「エリ・エリ・レマ・サバクタニ」 [cinema]
青山真治監督と浅野忠信氏はけっこう久しぶりだったんですね。「Helpless」以来。
宮崎あおいちゃんも「ユリイカ」以来。
で、この作品のタイトルは「神よ、何ゆえに我を見捨てたもうや」というヘブライ語/マタイ27章46節 の主イエスの言葉とのこと。映像というかロケーションがいつものように荒涼とした中で、極端に台詞は少なく、奏でられる音楽は爆音として劇場にうなるように鳴り響き、なんとも無常感あふれる世界が描かれていきます。そういえば、「ユリイカ」も同じテアトル新宿に観に来たのを思い出しました。
物語としては、人を自殺へと追い込むウィルスの存在と、黙々と自然の音や様々なノイズを集めてそのウィルスに対抗しうる力を持つという音楽を創り出す2人の男の対峙という構造があって、そこに絡む資産家として筒井康隆氏が登場。なかなかの存在感で、味があります。
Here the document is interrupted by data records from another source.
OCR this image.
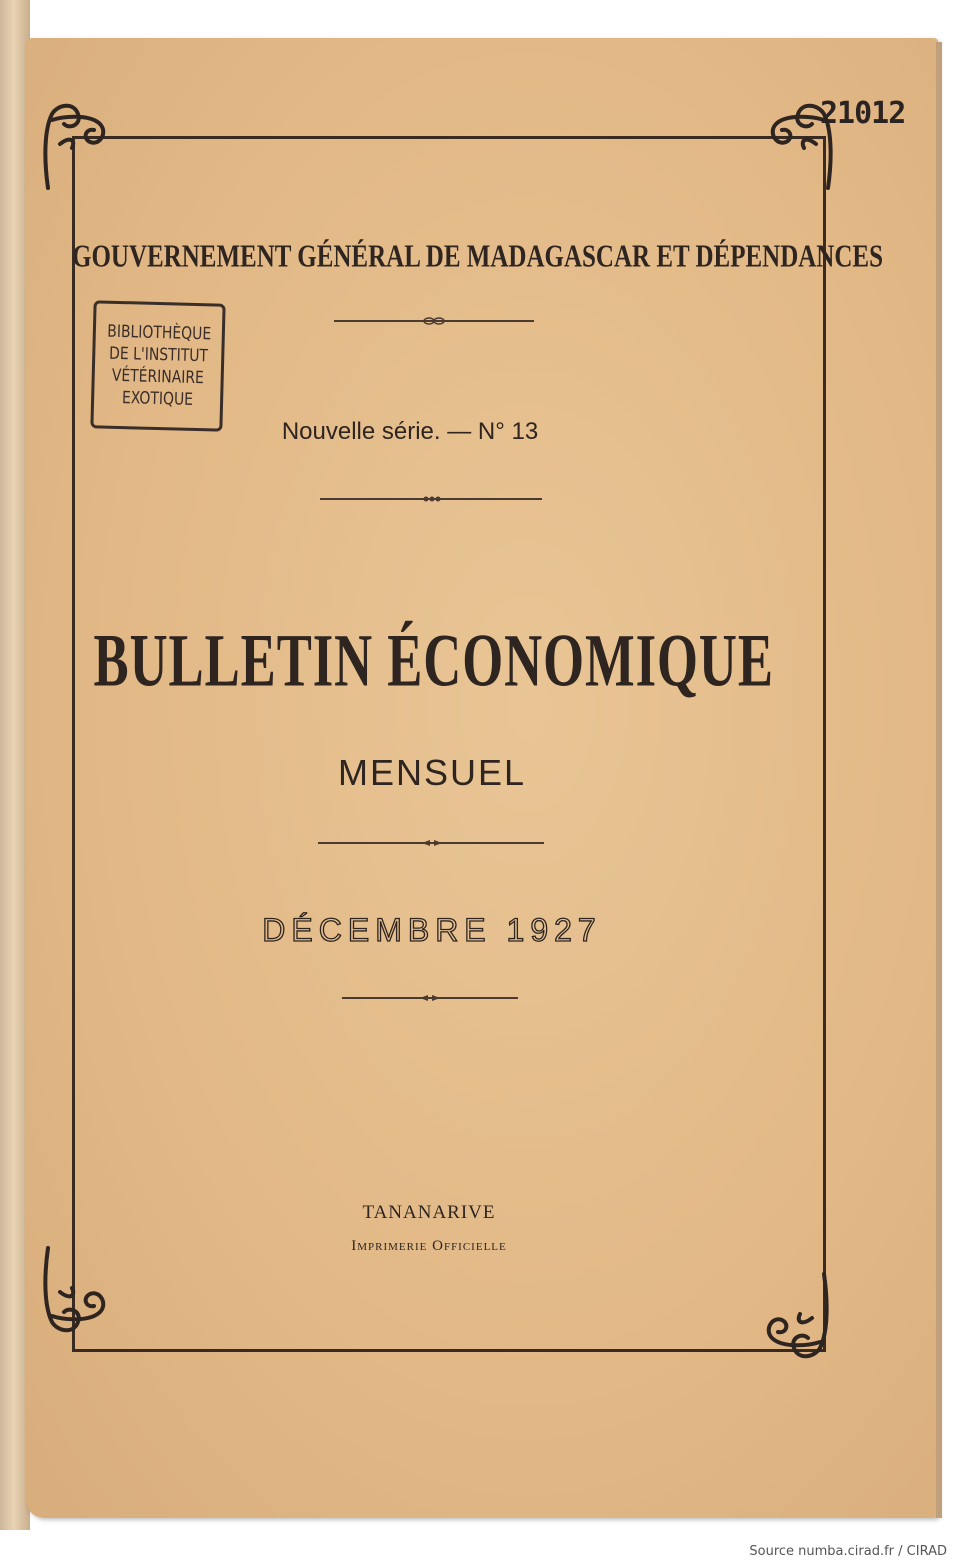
21012
GOUVERNEMENT GÉNÉRAL DE MADAGASCAR ET DÉPENDANCES
BIBLIOTHÈQUE
DE L'INSTITUT
VÉTÉRINAIRE
EXOTIQUE
Nouvelle série. — N° 13
BULLETIN ÉCONOMIQUE
MENSUEL
DÉCEMBRE 1927
TANANARIVE
Imprimerie Officielle
Source numba.cirad.fr / CIRAD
その孫娘という立場で全身黒の衣装を身に纏った宮崎あおいっていうのが、「NANA」とまるで対照的なキャラクター設定になっていて興味深かったです。こっちのほうが映画でのイメージとしては自然に思えます。
かなり概念的に断片的なイメージの集積で表現される世界観は語り口としては輪郭がとらえにくく、難解な様子でもありけっこう体力がいる鑑賞でした。